Monday, November 21, 2005

Traffic Issues

Meadow Lane issues keep popping up. Meadow Lane is a winding street lined with houses that connects Evesham Rd. and Brick Rd.

I live in a separate portion of this development and see the traffic that goes through. The Inquirer has a story about it in today's paper:

Last June, township traffic engineer Dick Orth concluded that the humps were effective in reducing speed in their immediate vicinity, dropping it from an average of 34 m.p.h. to 16 m.p.h. But they were little, if any, help in reducing volume. They actually resulted in the average speed at the northern end increasing from 31 m.p.h. to 34 m.p.h., because motorists were "trying to make up for lost time," Orth's report said.

Orth recommended replacing the temporary speed humps with three permanent ones and moving one closer to the northern end of Meadow Lane. Other options include installing stop signs, extending curbs, and putting in different barriers such as raised median islands.
"Can we put devices on the road or in the road to slow people down? Yes, and we will," Township Manager Ed Sasdelli said. "But controlling the volume of traffic is a more complicated issue."


A third traffic study is now under way, and another report is expected by late December.

Sasdelli said the council is "responsible to make it as safe as possible, and that starts with the speed limit. We can accomplish that with traffic enforcement. But you can't have officers there 24 hours a day."


Mayor Gus Tamburro views the situation as "two distinct problems. For the people who live on Meadow Lane, it's speed. For people who live off Meadow Lane, it's volume." The solution will "require a combination of things."

The residents just want something done.

Speed humps are a limited solution because they control speed but not volume. people feel better if they are not sitting in traffic but are constantly moving, no matter what speed.

The major issue is Evesham Rd, within a half mile of the light, coming from Voorhees, you have three townships, two counties and a whole bunch of cars.

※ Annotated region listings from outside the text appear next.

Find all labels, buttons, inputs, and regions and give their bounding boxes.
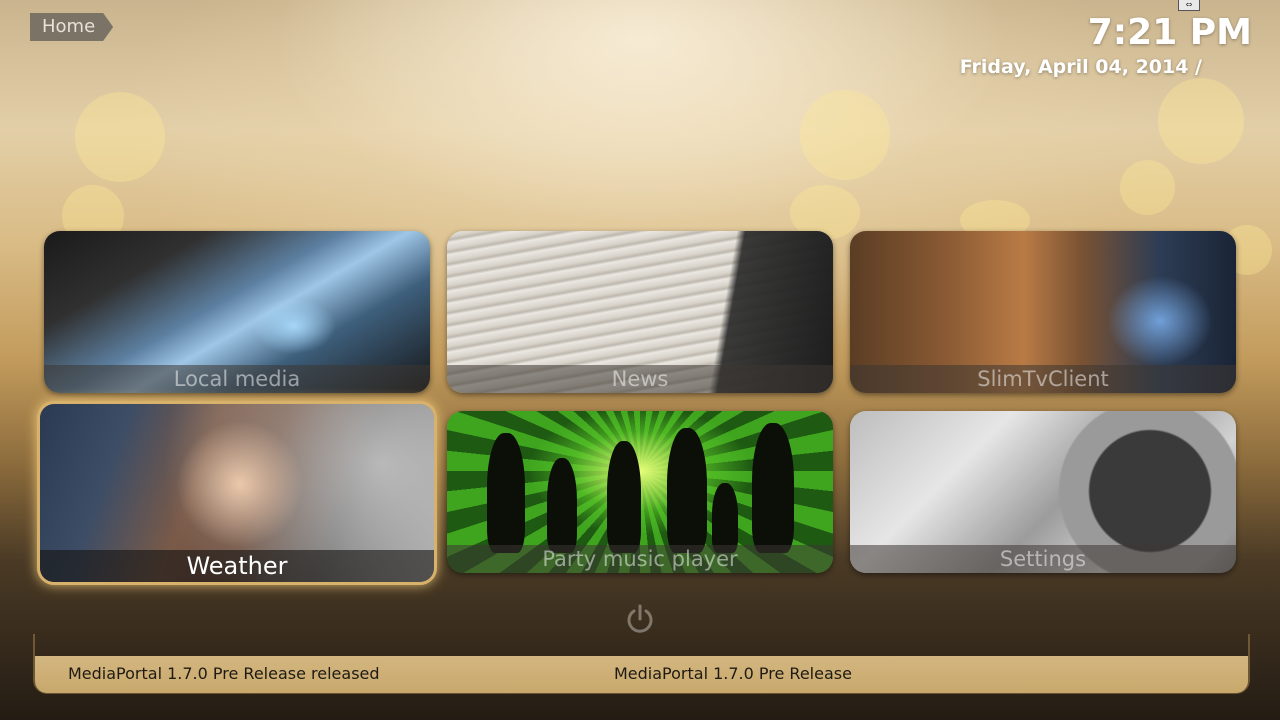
tile-label: News (447, 365, 833, 393)
clock-date: Friday, April 04, 2014 / (959, 56, 1202, 78)
breadcrumb-home[interactable]: Home (30, 13, 113, 41)
dancer-silhouette (607, 441, 641, 553)
tile-weather[interactable]: Weather (40, 404, 434, 582)
tile-party-music-player[interactable]: Party music player (447, 411, 833, 573)
tile-slimtvclient[interactable]: SlimTvClient (850, 231, 1236, 393)
tile-settings[interactable]: Settings (850, 411, 1236, 573)
dancer-silhouette (667, 428, 707, 553)
clock-time: 7:21 PM (1087, 12, 1252, 53)
news-ticker[interactable]: MediaPortal 1.7.0 Pre Release released (68, 664, 380, 683)
dancer-silhouette (547, 458, 577, 553)
power-icon[interactable] (624, 603, 656, 635)
tile-label: Weather (40, 550, 434, 582)
window-restore-icon[interactable]: ⇔ (1178, 0, 1200, 11)
dancer-silhouette (487, 433, 525, 553)
tile-label: Settings (850, 545, 1236, 573)
dancer-silhouette (752, 423, 794, 553)
dancer-silhouette (712, 483, 738, 553)
tile-label: Local media (44, 365, 430, 393)
news-title[interactable]: MediaPortal 1.7.0 Pre Release (614, 664, 852, 683)
tile-label: Party music player (447, 545, 833, 573)
tile-local-media[interactable]: Local media (44, 231, 430, 393)
tile-label: SlimTvClient (850, 365, 1236, 393)
bokeh-light (75, 92, 165, 182)
bokeh-light (1120, 160, 1175, 215)
bokeh-light (800, 90, 890, 180)
bokeh-light (1158, 78, 1244, 164)
tile-news[interactable]: News (447, 231, 833, 393)
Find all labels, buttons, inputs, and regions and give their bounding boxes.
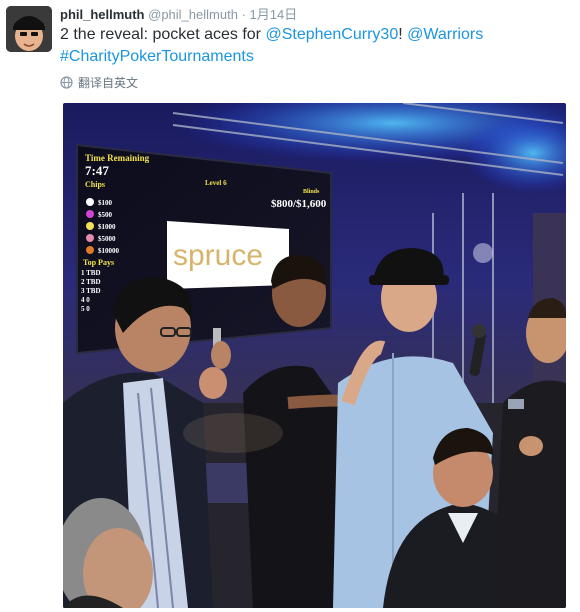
chip-value: $10000 bbox=[98, 247, 120, 255]
hashtag-link[interactable]: #CharityPokerTournaments bbox=[60, 48, 254, 65]
pay-row: 3 TBD bbox=[81, 287, 101, 295]
translate-tweet[interactable]: 翻译自英文 bbox=[60, 74, 138, 91]
chip-value: $100 bbox=[98, 199, 113, 207]
avatar[interactable] bbox=[6, 6, 52, 52]
pay-row: 5 0 bbox=[81, 305, 90, 313]
sponsor-logo: spruce bbox=[173, 239, 263, 272]
pay-row: 4 0 bbox=[81, 296, 90, 304]
display-name[interactable]: phil_hellmuth bbox=[60, 7, 145, 22]
chips-label: Chips bbox=[85, 180, 105, 189]
event-photo: Time Remaining 7:47 Level 6 Blinds $800/… bbox=[63, 103, 566, 608]
chip-value: $5000 bbox=[98, 235, 116, 243]
mention-link[interactable]: @StephenCurry30 bbox=[265, 26, 398, 43]
pay-row: 2 TBD bbox=[81, 278, 101, 286]
header-separator: · bbox=[241, 7, 246, 22]
chip-value: $500 bbox=[98, 211, 113, 219]
level-label: Level 6 bbox=[205, 179, 227, 187]
tweet-date[interactable]: 1月14日 bbox=[250, 7, 298, 22]
tweet-text-sep: ! bbox=[398, 26, 408, 43]
avatar-image bbox=[6, 6, 52, 52]
time-value: 7:47 bbox=[85, 163, 109, 178]
top-pays-label: Top Pays bbox=[83, 258, 114, 267]
tweet-text-plain: 2 the reveal: pocket aces for bbox=[60, 26, 266, 43]
chip-value: $1000 bbox=[98, 223, 116, 231]
time-remaining-label: Time Remaining bbox=[85, 153, 150, 163]
tweet-text: 2 the reveal: pocket aces for @StephenCu… bbox=[60, 24, 560, 68]
blinds-label: Blinds bbox=[303, 189, 320, 195]
pay-row: 1 TBD bbox=[81, 269, 101, 277]
mention-link[interactable]: @Warriors bbox=[407, 26, 483, 43]
blinds-value: $800/$1,600 bbox=[271, 198, 327, 210]
globe-icon bbox=[60, 76, 73, 89]
tweet-photo[interactable]: Time Remaining 7:47 Level 6 Blinds $800/… bbox=[63, 103, 566, 608]
tweet-header: phil_hellmuth @phil_hellmuth · 1月14日 bbox=[60, 6, 572, 24]
translate-label: 翻译自英文 bbox=[78, 76, 139, 90]
user-handle[interactable]: @phil_hellmuth bbox=[148, 7, 238, 22]
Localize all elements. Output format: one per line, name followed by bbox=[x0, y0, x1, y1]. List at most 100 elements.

Being that Evesham Rd. is a county road, it's up to our duly elected Freeholders to come up with a solution. Widening Evesham Rd. so that cars making a right could proceed instead of waiting for the light would be a step.

A second solution would be to make a left turning lane onto the Marlton By-pass heading south. The jughandle was a bad idea from the beginning and a few minutes of watching would show that the left turn lane going north flows well while the jughandle makes for a nightmare.

Traffic is a major quality of life issue in town and this is by far the worst intersection in Evesham. I know that people have been dissuaded from buying in my development simply because of the traffic problem.